Ensco and Rowan Amend Merger Agreement
Ensco plc and Rowan Companies plc have made changes to their transaction agreement the companies originally entered into on Oct. 7.
The amendment to the all-stock merger transaction says that Rowan shareholders will receive 2.75 Ensco shares for each Rowan share after closing. Ensco and Rowan shareholders would then own 55 percent and 45 percent, respectively, of the outstanding shares for the combined company.
On Jan. 14, Ensco sweetened the proposed deal, offering Rowan shareholders 2.6 Ensco shares for each Rowan share. The amendment gives Rowan shareholders even more ownership.

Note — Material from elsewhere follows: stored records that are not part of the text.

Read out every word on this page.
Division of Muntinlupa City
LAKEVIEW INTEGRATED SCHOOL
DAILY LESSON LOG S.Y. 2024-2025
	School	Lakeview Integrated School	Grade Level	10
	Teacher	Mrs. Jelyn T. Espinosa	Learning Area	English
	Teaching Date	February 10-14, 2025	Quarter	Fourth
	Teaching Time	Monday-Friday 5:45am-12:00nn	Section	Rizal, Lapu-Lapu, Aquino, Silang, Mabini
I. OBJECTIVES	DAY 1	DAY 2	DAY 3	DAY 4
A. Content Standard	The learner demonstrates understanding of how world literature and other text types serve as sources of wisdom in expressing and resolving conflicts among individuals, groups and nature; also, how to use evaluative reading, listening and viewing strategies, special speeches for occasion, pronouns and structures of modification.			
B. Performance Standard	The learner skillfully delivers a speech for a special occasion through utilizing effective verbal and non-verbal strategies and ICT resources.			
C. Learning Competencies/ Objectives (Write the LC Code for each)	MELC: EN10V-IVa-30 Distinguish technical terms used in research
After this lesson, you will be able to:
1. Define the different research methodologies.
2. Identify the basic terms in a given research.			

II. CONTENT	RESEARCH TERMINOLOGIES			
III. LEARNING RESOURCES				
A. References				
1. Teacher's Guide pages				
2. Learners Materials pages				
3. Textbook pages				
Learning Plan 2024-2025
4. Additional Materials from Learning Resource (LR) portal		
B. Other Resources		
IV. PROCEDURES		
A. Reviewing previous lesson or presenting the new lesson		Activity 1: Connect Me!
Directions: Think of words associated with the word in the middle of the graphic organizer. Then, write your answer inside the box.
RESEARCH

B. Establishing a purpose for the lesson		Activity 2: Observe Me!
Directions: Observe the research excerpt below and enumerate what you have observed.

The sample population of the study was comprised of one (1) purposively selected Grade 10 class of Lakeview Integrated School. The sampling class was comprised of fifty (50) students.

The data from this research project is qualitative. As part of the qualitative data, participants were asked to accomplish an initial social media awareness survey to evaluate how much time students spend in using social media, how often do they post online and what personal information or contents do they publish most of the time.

The amendment has been approved by both company’s board of directors. All other terms and conditions of the original transaction agreement remain the same.

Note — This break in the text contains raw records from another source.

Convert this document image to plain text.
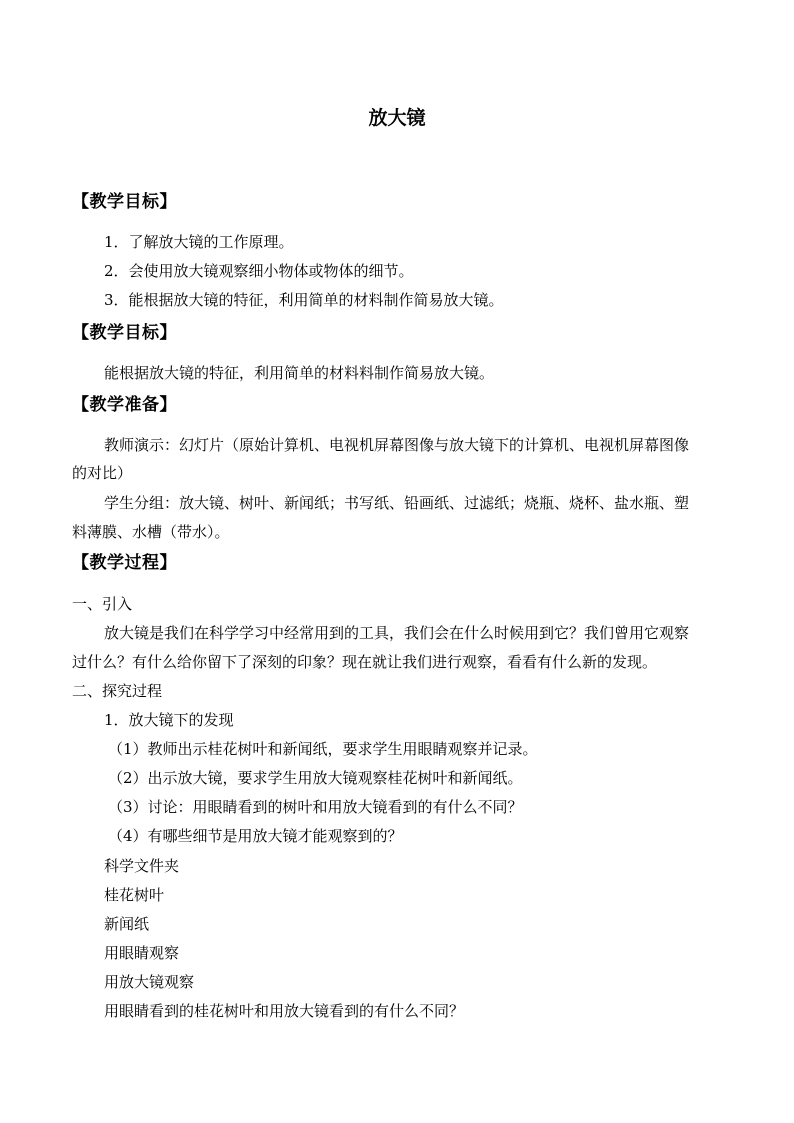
放大镜
【教学目标】
1．了解放大镜的工作原理。
2．会使用放大镜观察细小物体或物体的细节。
3．能根据放大镜的特征，利用简单的材料制作简易放大镜。
【教学目标】
能根据放大镜的特征，利用简单的材料料制作简易放大镜。
【教学准备】
教师演示：幻灯片（原始计算机、电视机屏幕图像与放大镜下的计算机、电视机屏幕图像
的对比）
学生分组：放大镜、树叶、新闻纸；书写纸、铅画纸、过滤纸；烧瓶、烧杯、盐水瓶、塑
料薄膜、水槽（带水）。
【教学过程】
一、引入
放大镜是我们在科学学习中经常用到的工具，我们会在什么时候用到它？我们曾用它观察
过什么？有什么给你留下了深刻的印象？现在就让我们进行观察，看看有什么新的发现。
二、探究过程
1．放大镜下的发现
（1）教师出示桂花树叶和新闻纸，要求学生用眼睛观察并记录。
（2）出示放大镜，要求学生用放大镜观察桂花树叶和新闻纸。
（3）讨论：用眼睛看到的树叶和用放大镜看到的有什么不同？
（4）有哪些细节是用放大镜才能观察到的？
科学文件夹
桂花树叶
新闻纸
用眼睛观察
用放大镜观察
用眼睛看到的桂花树叶和用放大镜看到的有什么不同？
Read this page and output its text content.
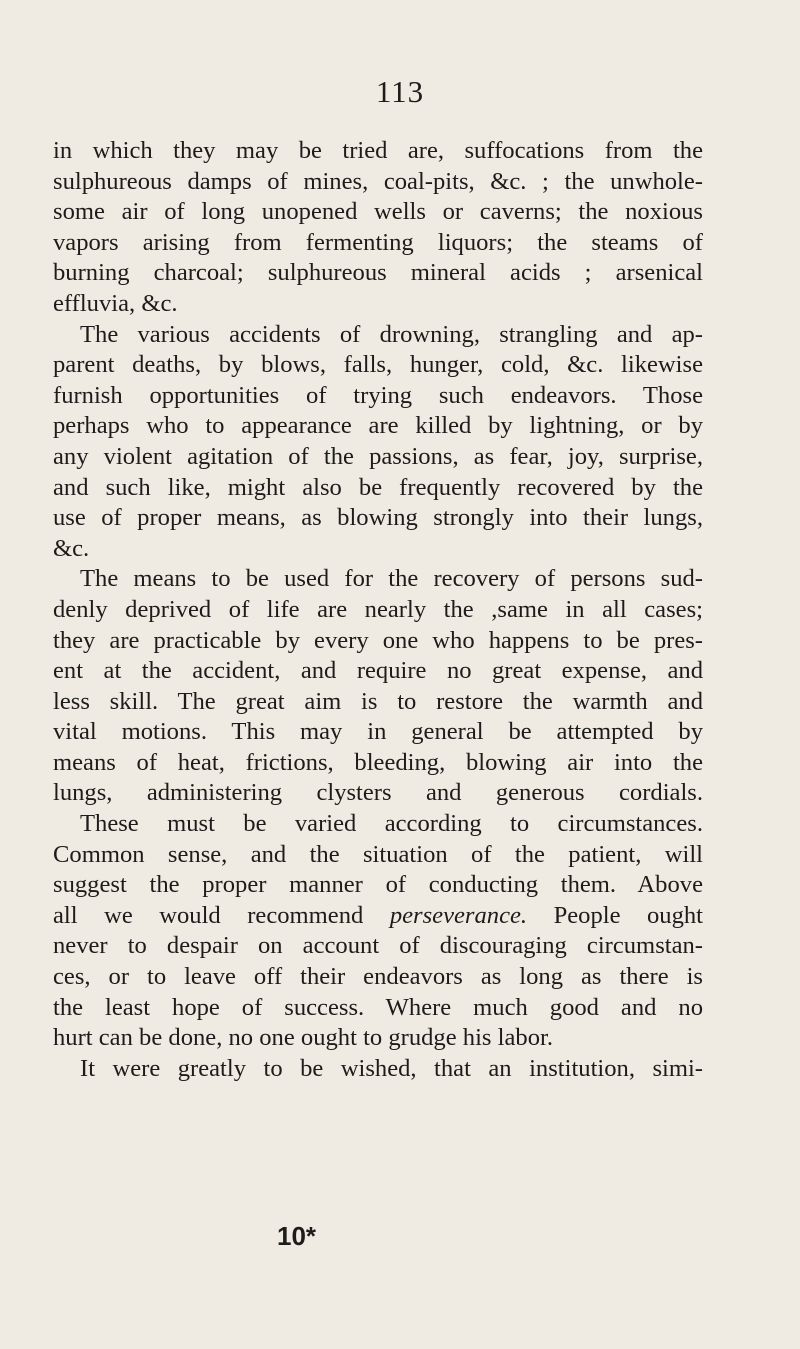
113
in which they may be tried are, suffocations from the
sulphureous damps of mines, coal-pits, &c. ; the unwhole-
some air of long unopened wells or caverns; the noxious
vapors arising from fermenting liquors; the steams of
burning charcoal; sulphureous mineral acids ; arsenical
effluvia, &c.
The various accidents of drowning, strangling and ap-
parent deaths, by blows, falls, hunger, cold, &c. likewise
furnish opportunities of trying such endeavors. Those
perhaps who to appearance are killed by lightning, or by
any violent agitation of the passions, as fear, joy, surprise,
and such like, might also be frequently recovered by the
use of proper means, as blowing strongly into their lungs,
&c.
The means to be used for the recovery of persons sud-
denly deprived of life are nearly the ,same in all cases;
they are practicable by every one who happens to be pres-
ent at the accident, and require no great expense, and
less skill. The great aim is to restore the warmth and
vital motions. This may in general be attempted by
means of heat, frictions, bleeding, blowing air into the
lungs, administering clysters and generous cordials.
These must be varied according to circumstances.
Common sense, and the situation of the patient, will
suggest the proper manner of conducting them. Above
all we would recommend perseverance. People ought
never to despair on account of discouraging circumstan-
ces, or to leave off their endeavors as long as there is
the least hope of success. Where much good and no
hurt can be done, no one ought to grudge his labor.
It were greatly to be wished, that an institution, simi-
10*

“By reaching an amended agreement, Ensco and Rowan shareholders will benefit from anticipated expense synergies that are expected to create approximately $1.1 billion of capitalized value … a larger, more technologically-advanced and diverse offshore driller will provide shareholders of both companies with even greater upside as the industry recovery unfolds,” Ensco CEO Carl Trowell said in a company statement. “In addition to a broad fleet of high-specification floaters and jackups, the combined company will have a diverse customer base that includes most of the largest holders of offshore reserves and the broadest geographic presence of any offshore driller.”